Oh, I would've bet for you back on SL4. You already had succeeded in getting SIAI running, after all. (Although here again the counterfactual gets hard - I barely remember what I was like back in 2003-4 when I joined SL4 and IIRC you had already won an AI Box by then.)

Offer 20-to-1 odds against HPMOR winning Best Novel and I'll buy in.

Sure. I am poorer than a church mouse, so I can risk no more than ~$100. How's this:

"For any Worldcon 2013-2017, MoR will win the Hugo 'Best Novel' award. The stakes will be $100 against $5 (non-inflation adjusted). Payment by either Paypal or Bitcoin (at that day's exchange rate on the largest exchange eg. Mt.gox) to the winner or a charity of the winner's choice. In case of any dispute, the verdict will be judged by Carl Shulman or another person mutually acceptable to Eliezer Yudkowsky and gwern."

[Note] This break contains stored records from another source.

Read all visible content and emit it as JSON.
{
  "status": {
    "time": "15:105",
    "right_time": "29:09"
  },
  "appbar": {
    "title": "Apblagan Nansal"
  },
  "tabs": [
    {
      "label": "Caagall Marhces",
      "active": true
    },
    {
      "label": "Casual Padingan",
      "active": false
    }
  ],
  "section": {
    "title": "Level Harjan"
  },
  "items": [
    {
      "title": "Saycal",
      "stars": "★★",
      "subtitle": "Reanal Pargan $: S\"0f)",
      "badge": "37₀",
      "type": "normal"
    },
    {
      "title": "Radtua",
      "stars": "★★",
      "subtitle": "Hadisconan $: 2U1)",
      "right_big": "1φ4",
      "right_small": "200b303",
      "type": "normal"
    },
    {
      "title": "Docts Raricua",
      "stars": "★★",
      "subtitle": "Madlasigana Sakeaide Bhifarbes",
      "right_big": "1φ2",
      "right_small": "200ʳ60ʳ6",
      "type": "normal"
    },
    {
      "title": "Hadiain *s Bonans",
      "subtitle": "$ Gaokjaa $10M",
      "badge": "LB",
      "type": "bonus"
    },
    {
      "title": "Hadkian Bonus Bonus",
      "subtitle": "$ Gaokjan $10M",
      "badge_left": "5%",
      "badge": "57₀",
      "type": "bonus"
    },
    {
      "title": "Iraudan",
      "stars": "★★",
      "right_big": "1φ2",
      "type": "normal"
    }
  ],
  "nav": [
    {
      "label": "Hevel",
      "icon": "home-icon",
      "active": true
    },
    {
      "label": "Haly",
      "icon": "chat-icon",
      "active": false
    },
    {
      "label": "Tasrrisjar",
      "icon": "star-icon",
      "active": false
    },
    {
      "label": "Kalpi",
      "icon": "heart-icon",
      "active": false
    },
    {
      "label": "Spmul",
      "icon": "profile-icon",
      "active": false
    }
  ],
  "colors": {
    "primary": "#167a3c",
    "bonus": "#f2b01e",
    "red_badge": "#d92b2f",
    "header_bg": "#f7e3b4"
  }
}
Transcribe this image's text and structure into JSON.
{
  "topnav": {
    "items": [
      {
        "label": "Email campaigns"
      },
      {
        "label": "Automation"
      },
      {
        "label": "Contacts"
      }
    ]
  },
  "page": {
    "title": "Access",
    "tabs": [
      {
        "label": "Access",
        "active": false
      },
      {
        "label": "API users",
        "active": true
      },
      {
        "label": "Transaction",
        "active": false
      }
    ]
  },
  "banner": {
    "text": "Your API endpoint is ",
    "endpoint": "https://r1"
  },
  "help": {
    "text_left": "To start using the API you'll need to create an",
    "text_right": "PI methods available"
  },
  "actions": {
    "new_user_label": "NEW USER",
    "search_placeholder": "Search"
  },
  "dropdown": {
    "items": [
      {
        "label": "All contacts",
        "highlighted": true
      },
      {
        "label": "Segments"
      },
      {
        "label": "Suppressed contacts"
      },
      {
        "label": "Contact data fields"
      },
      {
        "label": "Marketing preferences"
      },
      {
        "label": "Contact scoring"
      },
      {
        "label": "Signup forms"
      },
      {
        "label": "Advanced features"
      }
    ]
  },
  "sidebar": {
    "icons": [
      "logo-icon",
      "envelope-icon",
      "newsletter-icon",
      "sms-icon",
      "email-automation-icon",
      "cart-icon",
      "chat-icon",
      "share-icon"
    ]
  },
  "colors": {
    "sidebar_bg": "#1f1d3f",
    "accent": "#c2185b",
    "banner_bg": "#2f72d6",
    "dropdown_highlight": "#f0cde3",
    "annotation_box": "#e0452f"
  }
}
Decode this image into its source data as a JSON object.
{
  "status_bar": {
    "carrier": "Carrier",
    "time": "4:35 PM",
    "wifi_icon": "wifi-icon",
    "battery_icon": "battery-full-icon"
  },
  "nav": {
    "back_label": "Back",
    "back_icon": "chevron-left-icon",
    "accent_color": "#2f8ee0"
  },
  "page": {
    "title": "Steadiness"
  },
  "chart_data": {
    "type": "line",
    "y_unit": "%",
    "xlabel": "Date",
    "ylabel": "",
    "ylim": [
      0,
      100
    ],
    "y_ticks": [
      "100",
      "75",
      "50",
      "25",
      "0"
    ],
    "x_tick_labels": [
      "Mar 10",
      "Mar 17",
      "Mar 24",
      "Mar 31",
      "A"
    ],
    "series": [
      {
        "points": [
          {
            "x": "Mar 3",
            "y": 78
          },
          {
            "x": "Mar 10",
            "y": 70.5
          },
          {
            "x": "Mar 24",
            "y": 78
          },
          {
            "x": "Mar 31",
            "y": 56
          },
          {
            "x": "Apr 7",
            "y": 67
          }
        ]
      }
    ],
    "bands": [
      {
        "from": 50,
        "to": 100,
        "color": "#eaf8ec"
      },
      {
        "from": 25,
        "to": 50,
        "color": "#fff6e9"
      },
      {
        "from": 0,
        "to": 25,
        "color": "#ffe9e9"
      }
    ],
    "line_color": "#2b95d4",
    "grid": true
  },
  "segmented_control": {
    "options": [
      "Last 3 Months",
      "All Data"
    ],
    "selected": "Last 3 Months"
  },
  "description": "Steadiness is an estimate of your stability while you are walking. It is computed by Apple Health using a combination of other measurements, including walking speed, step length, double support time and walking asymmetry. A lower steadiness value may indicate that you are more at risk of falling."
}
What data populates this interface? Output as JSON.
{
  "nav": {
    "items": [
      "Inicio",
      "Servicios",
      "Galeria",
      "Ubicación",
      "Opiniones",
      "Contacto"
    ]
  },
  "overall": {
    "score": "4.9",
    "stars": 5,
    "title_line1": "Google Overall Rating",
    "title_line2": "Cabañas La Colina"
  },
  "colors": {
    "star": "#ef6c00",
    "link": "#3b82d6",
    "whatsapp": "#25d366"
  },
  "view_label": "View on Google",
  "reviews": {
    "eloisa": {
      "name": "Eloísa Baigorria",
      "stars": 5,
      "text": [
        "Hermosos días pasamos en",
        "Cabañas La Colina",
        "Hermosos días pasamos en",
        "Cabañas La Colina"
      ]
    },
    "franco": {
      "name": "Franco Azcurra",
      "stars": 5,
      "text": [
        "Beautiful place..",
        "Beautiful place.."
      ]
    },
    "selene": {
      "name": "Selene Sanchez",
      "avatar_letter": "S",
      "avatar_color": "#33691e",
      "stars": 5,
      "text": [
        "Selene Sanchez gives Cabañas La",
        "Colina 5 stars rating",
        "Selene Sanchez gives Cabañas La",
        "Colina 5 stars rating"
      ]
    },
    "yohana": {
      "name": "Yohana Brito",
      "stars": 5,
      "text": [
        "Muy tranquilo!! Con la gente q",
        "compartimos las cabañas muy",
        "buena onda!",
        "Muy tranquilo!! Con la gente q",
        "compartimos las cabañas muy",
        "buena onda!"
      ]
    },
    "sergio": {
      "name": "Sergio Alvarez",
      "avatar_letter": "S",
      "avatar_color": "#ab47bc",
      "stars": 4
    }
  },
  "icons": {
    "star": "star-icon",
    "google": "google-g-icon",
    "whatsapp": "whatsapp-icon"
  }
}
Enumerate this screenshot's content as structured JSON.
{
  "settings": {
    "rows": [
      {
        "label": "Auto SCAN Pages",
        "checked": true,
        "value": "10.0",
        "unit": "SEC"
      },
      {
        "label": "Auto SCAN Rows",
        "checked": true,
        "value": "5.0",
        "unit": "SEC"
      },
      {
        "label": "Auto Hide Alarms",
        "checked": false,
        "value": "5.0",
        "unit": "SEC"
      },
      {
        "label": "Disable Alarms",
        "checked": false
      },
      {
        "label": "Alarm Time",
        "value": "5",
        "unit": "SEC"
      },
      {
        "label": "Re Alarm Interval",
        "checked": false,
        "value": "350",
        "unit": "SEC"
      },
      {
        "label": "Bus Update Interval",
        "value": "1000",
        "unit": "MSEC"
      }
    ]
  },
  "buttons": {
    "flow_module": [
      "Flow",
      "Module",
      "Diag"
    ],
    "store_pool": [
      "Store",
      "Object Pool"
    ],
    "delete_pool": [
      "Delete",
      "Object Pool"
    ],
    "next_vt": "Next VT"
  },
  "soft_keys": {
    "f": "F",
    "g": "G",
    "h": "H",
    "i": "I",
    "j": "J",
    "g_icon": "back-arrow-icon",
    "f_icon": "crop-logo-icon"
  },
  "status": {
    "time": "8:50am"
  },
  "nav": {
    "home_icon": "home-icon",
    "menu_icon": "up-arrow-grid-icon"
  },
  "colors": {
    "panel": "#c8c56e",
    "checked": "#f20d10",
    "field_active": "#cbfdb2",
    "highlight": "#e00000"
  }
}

Hm, now I'm curious as to which side of the bet Zvi or Kevin would take.

I've pinged them.

Comment author: David_Gerard 20 April 2012 12:54:03AM -2 points [-]

Very low. It struck me as a jawdroppingly stupid idea. Then I read it and it was rather good.

Comment author: 75th 10 April 2012 12:07:39AM 3 points [-]

nomination next year.

Ah, so you're an optimist.

Comment author: ahartell 08 April 2012 01:23:59AM 3 points [-]

There was some interest in getting the podcast nominated but I guess that didn't amount to anything. I'm not familiar with the Hugo Award categories but since there was no concurrent push for the nomination of the fic in written form, I imagine there was some difficulty finding a category for it. Maybe the pool is a lot smaller for podcasts though and the Eneasz thought that the fic wasn't popular enough on its own to compete in a much larger bracket.